PepsiCo, Inc. (NASDAQ: PEP) recently announced that it will issue its first quarter 2022 (ending March 19) financial results and other related information on Tuesday, April 26, 2022 by posting the following materials and links on the company’s website at www.pepsico.com/investors.
Press release and 10-Q at approximately 6:00 a.m. EDT; Prepared management remarks (in PDF format) at approximately 6:30 a.m. EDT; and Live question and answer session for analysts with Ramon Laguarta, Chairman and Chief Executive Officer, and Hugh Johnston, Vice Chairman and Chief Financial Officer at 8:15 a.m. EDT
The Board of Directors of Albertsons Companies, Inc. (NYSE: ACI) recently announced that it has commenced a Board-led review of potential strategic alternatives aimed at enhancing Albertsons’ growth and maximizing shareholder value. The review will include an assessment of various balance sheet optimization and capital return strategies, potential strategic or financial transactions and development of other strategic initiatives to complement Albertsons’ existing businesses, as well as responding to inquiries.

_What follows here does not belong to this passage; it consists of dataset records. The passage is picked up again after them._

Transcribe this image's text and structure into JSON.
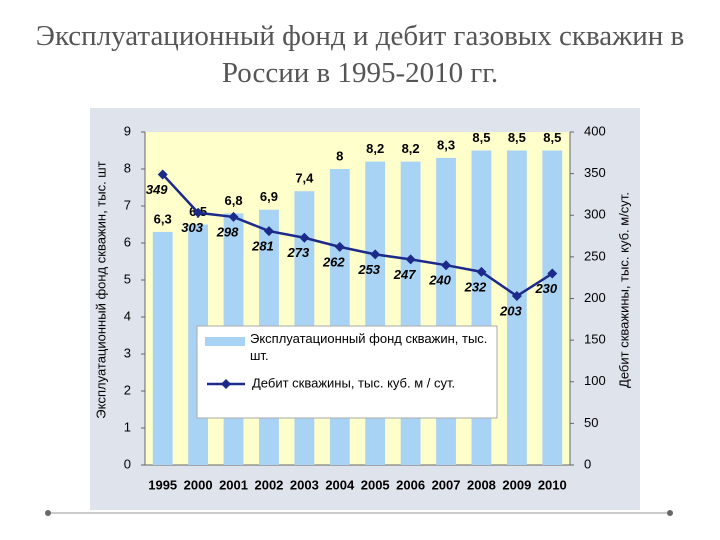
{
  "title": "Эксплуатационный фонд и дебит газовых скважин в России в 1995-2010 гг.",
  "chart_data": {
    "type": "bar-line",
    "categories": [
      "1995",
      "2000",
      "2001",
      "2002",
      "2003",
      "2004",
      "2005",
      "2006",
      "2007",
      "2008",
      "2009",
      "2010"
    ],
    "y_label": "Эксплуатационный фонд скважин, тыс. шт",
    "y2_label": "Дебит скважины, тыс. куб. м/сут.",
    "ylim": [
      0,
      9
    ],
    "yticks": [
      0,
      1,
      2,
      3,
      4,
      5,
      6,
      7,
      8,
      9
    ],
    "y2lim": [
      0,
      400
    ],
    "y2ticks": [
      0,
      50,
      100,
      150,
      200,
      250,
      300,
      350,
      400
    ],
    "series": [
      {
        "name": "Эксплуатационный фонд скважин, тыс. шт.",
        "type": "bar",
        "color": "#a9d3f5",
        "values": [
          6.3,
          6.5,
          6.8,
          6.9,
          7.4,
          8,
          8.2,
          8.2,
          8.3,
          8.5,
          8.5,
          8.5
        ],
        "value_labels": [
          "6,3",
          "6,5",
          "6,8",
          "6,9",
          "7,4",
          "8",
          "8,2",
          "8,2",
          "8,3",
          "8,5",
          "8,5",
          "8,5"
        ]
      },
      {
        "name": "Дебит скважины, тыс. куб. м / сут.",
        "type": "line",
        "axis": "y2",
        "color": "#1c2a8a",
        "values": [
          349,
          303,
          298,
          281,
          273,
          262,
          253,
          247,
          240,
          232,
          203,
          230
        ]
      }
    ]
  }
}
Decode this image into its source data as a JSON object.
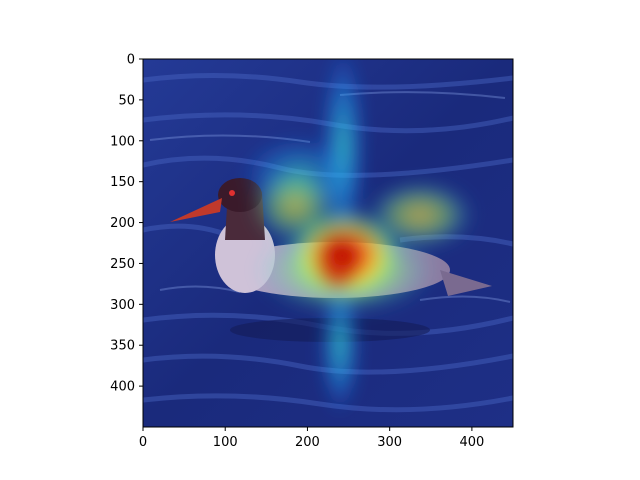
{
  "figure": {
    "description_image": "heatmap overlay on swimming merganser duck",
    "colors": {
      "water_dark": "#16226b",
      "water_mid": "#2a3f9a",
      "water_light": "#5a7ad0",
      "axis": "#000000",
      "background": "#ffffff"
    }
  },
  "axes": {
    "xlim": [
      0,
      450
    ],
    "ylim": [
      450,
      0
    ],
    "x_ticks": [
      {
        "value": 0,
        "label": "0"
      },
      {
        "value": 100,
        "label": "100"
      },
      {
        "value": 200,
        "label": "200"
      },
      {
        "value": 300,
        "label": "300"
      },
      {
        "value": 400,
        "label": "400"
      }
    ],
    "y_ticks": [
      {
        "value": 0,
        "label": "0"
      },
      {
        "value": 50,
        "label": "50"
      },
      {
        "value": 100,
        "label": "100"
      },
      {
        "value": 150,
        "label": "150"
      },
      {
        "value": 200,
        "label": "200"
      },
      {
        "value": 250,
        "label": "250"
      },
      {
        "value": 300,
        "label": "300"
      },
      {
        "value": 350,
        "label": "350"
      },
      {
        "value": 400,
        "label": "400"
      }
    ]
  }
}
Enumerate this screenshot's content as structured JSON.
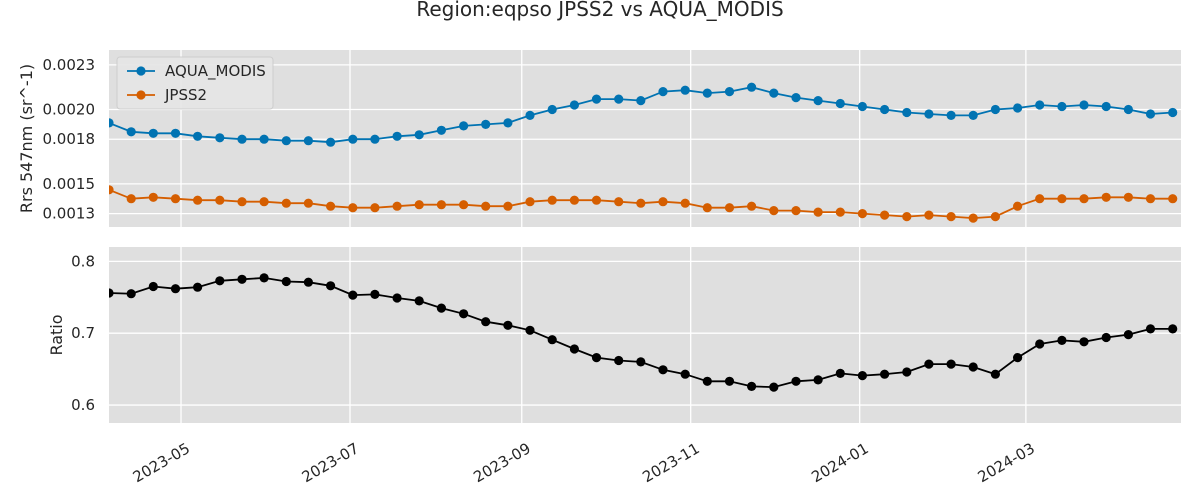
{
  "chart_data": {
    "type": "line",
    "title": "Region:eqpso JPSS2 vs AQUA_MODIS",
    "x_tick_labels": [
      "2023-05",
      "2023-07",
      "2023-09",
      "2023-11",
      "2024-01",
      "2024-03"
    ],
    "x_ticks": [
      "2023-05-01",
      "2023-07-01",
      "2023-09-01",
      "2023-11-01",
      "2024-01-01",
      "2024-03-01"
    ],
    "xlim": [
      "2023-04-05",
      "2024-04-26"
    ],
    "x": [
      "2023-04-05",
      "2023-04-13",
      "2023-04-21",
      "2023-04-29",
      "2023-05-07",
      "2023-05-15",
      "2023-05-23",
      "2023-05-31",
      "2023-06-08",
      "2023-06-16",
      "2023-06-24",
      "2023-07-02",
      "2023-07-10",
      "2023-07-18",
      "2023-07-26",
      "2023-08-03",
      "2023-08-11",
      "2023-08-19",
      "2023-08-27",
      "2023-09-04",
      "2023-09-12",
      "2023-09-20",
      "2023-09-28",
      "2023-10-06",
      "2023-10-14",
      "2023-10-22",
      "2023-10-30",
      "2023-11-07",
      "2023-11-15",
      "2023-11-23",
      "2023-12-01",
      "2023-12-09",
      "2023-12-17",
      "2023-12-25",
      "2024-01-02",
      "2024-01-10",
      "2024-01-18",
      "2024-01-26",
      "2024-02-03",
      "2024-02-11",
      "2024-02-19",
      "2024-02-27",
      "2024-03-06",
      "2024-03-14",
      "2024-03-22",
      "2024-03-30",
      "2024-04-07",
      "2024-04-15",
      "2024-04-23"
    ],
    "panels": [
      {
        "ylabel": "Rrs 547nm (sr^-1)",
        "ylim": [
          0.00121,
          0.0024
        ],
        "y_ticks": [
          0.0013,
          0.0015,
          0.0018,
          0.002,
          0.0023
        ],
        "y_tick_labels": [
          "0.0013",
          "0.0015",
          "0.0018",
          "0.0020",
          "0.0023"
        ],
        "legend": "upper-left",
        "grid": true,
        "series": [
          {
            "name": "AQUA_MODIS",
            "color": "#0173b2",
            "values": [
              0.00191,
              0.00185,
              0.00184,
              0.00184,
              0.00182,
              0.00181,
              0.0018,
              0.0018,
              0.00179,
              0.00179,
              0.00178,
              0.0018,
              0.0018,
              0.00182,
              0.00183,
              0.00186,
              0.00189,
              0.0019,
              0.00191,
              0.00196,
              0.002,
              0.00203,
              0.00207,
              0.00207,
              0.00206,
              0.00212,
              0.00213,
              0.00211,
              0.00212,
              0.00215,
              0.00211,
              0.00208,
              0.00206,
              0.00204,
              0.00202,
              0.002,
              0.00198,
              0.00197,
              0.00196,
              0.00196,
              0.002,
              0.00201,
              0.00203,
              0.00202,
              0.00203,
              0.00202,
              0.002,
              0.00197,
              0.00198
            ]
          },
          {
            "name": "JPSS2",
            "color": "#d55e00",
            "values": [
              0.00146,
              0.0014,
              0.00141,
              0.0014,
              0.00139,
              0.00139,
              0.00138,
              0.00138,
              0.00137,
              0.00137,
              0.00135,
              0.00134,
              0.00134,
              0.00135,
              0.00136,
              0.00136,
              0.00136,
              0.00135,
              0.00135,
              0.00138,
              0.00139,
              0.00139,
              0.00139,
              0.00138,
              0.00137,
              0.00138,
              0.00137,
              0.00134,
              0.00134,
              0.00135,
              0.00132,
              0.00132,
              0.00131,
              0.00131,
              0.0013,
              0.00129,
              0.00128,
              0.00129,
              0.00128,
              0.00127,
              0.00128,
              0.00135,
              0.0014,
              0.0014,
              0.0014,
              0.00141,
              0.00141,
              0.0014,
              0.0014
            ]
          }
        ]
      },
      {
        "ylabel": "Ratio",
        "ylim": [
          0.575,
          0.82
        ],
        "y_ticks": [
          0.6,
          0.7,
          0.8
        ],
        "y_tick_labels": [
          "0.6",
          "0.7",
          "0.8"
        ],
        "grid": true,
        "series": [
          {
            "color": "#000000",
            "values": [
              0.756,
              0.755,
              0.765,
              0.762,
              0.764,
              0.773,
              0.775,
              0.777,
              0.772,
              0.771,
              0.766,
              0.753,
              0.754,
              0.749,
              0.745,
              0.735,
              0.727,
              0.716,
              0.711,
              0.704,
              0.691,
              0.678,
              0.666,
              0.662,
              0.66,
              0.649,
              0.643,
              0.633,
              0.633,
              0.626,
              0.625,
              0.633,
              0.635,
              0.644,
              0.641,
              0.643,
              0.646,
              0.657,
              0.657,
              0.653,
              0.643,
              0.666,
              0.685,
              0.69,
              0.688,
              0.694,
              0.698,
              0.706,
              0.706
            ]
          }
        ]
      }
    ]
  }
}
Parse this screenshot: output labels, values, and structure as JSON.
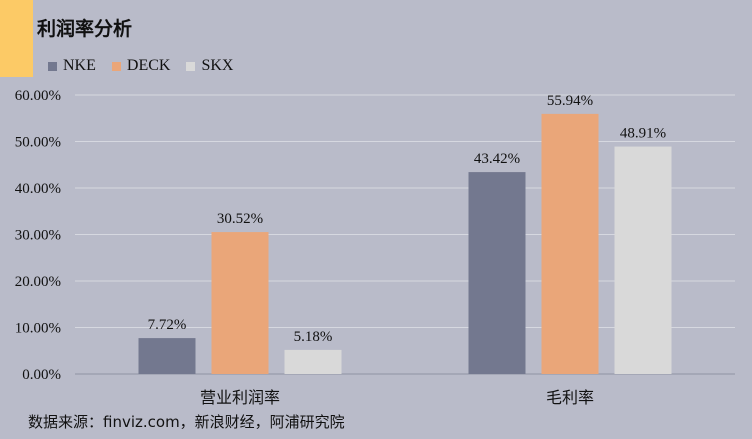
{
  "title": "利润率分析",
  "source_text": "数据来源：finviz.com，新浪财经，阿浦研究院",
  "colors": {
    "background": "#b9bbc9",
    "accent": "#fcca66",
    "NKE": "#73788f",
    "DECK": "#eaa679",
    "SKX": "#d9d9d9"
  },
  "chart_data": {
    "type": "bar",
    "title": "利润率分析",
    "categories": [
      "营业利润率",
      "毛利率"
    ],
    "series": [
      {
        "name": "NKE",
        "values": [
          7.72,
          43.42
        ],
        "labels": [
          "7.72%",
          "43.42%"
        ]
      },
      {
        "name": "DECK",
        "values": [
          30.52,
          55.94
        ],
        "labels": [
          "30.52%",
          "55.94%"
        ]
      },
      {
        "name": "SKX",
        "values": [
          5.18,
          48.91
        ],
        "labels": [
          "5.18%",
          "48.91%"
        ]
      }
    ],
    "yticks": [
      "0.00%",
      "10.00%",
      "20.00%",
      "30.00%",
      "40.00%",
      "50.00%",
      "60.00%"
    ],
    "ylim": [
      0,
      60
    ],
    "grid": true,
    "legend": "top-left"
  }
}
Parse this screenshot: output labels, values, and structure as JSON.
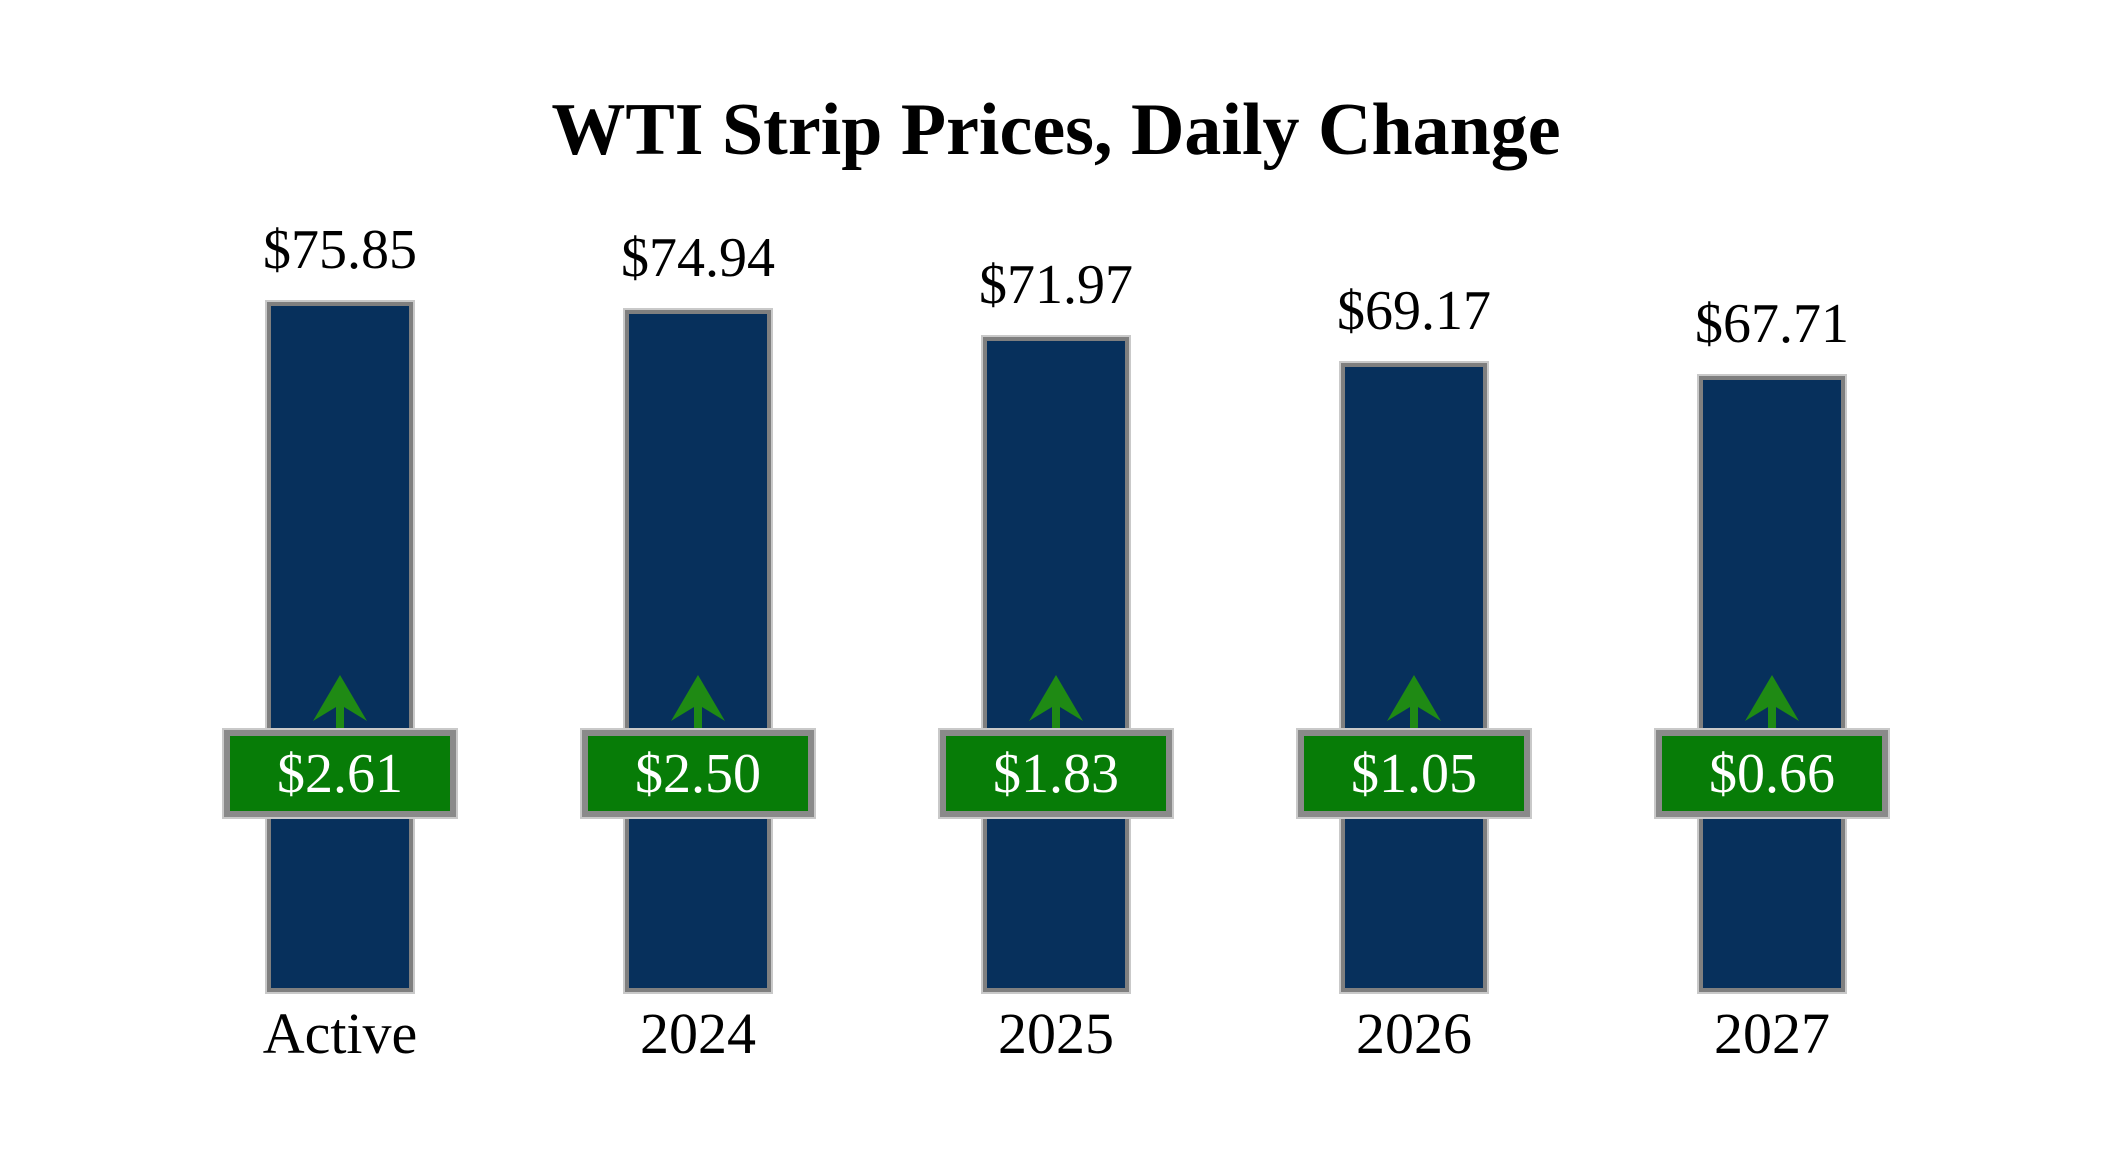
{
  "title": "WTI Strip Prices, Daily Change",
  "chart_data": {
    "type": "bar",
    "title": "WTI Strip Prices, Daily Change",
    "categories": [
      "Active",
      "2024",
      "2025",
      "2026",
      "2027"
    ],
    "series": [
      {
        "name": "strip_price",
        "values": [
          75.85,
          74.94,
          71.97,
          69.17,
          67.71
        ]
      },
      {
        "name": "daily_change",
        "values": [
          2.61,
          2.5,
          1.83,
          1.05,
          0.66
        ]
      }
    ],
    "price_labels": [
      "$75.85",
      "$74.94",
      "$71.97",
      "$69.17",
      "$67.71"
    ],
    "change_labels": [
      "$2.61",
      "$2.50",
      "$1.83",
      "$1.05",
      "$0.66"
    ],
    "change_direction": "up",
    "xlabel": "",
    "ylabel": "",
    "ylim": [
      0,
      75.85
    ],
    "grid": false,
    "legend": "none",
    "axes_visible": false
  },
  "colors": {
    "bar_fill": "#07305c",
    "bar_border": "#7f7f7f",
    "badge_fill": "#077c07",
    "badge_border": "#8a8a8a",
    "badge_text": "#ffffff",
    "arrow_green": "#1f8a14",
    "label_text": "#000000",
    "background": "#ffffff"
  },
  "icons": {
    "up_arrow": "up-arrow-icon"
  }
}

The Company has retained Goldman Sachs and Credit Suisse to serve as financial advisors to assist in this review.
“The Board believes the continuing strength of our business and the scale of our portfolio of assets warrants a deep and considered review of all possible paths towards maximizing value creation,” said Chan Galbato, Co-Chair of the Board of Directors. “Albertsons operates more than 2,270 stores across 34 states with growing digital and omnichannel capabilities, along with a vast dedicated manufacturing and distribution infrastructure, which have become integral to the fabric of communities across the U.S. The Board believes that this review, coupled with an ongoing focus on accelerating our transformation strategy, will create enhanced value for all our stakeholders including our customers, associates, and investors.”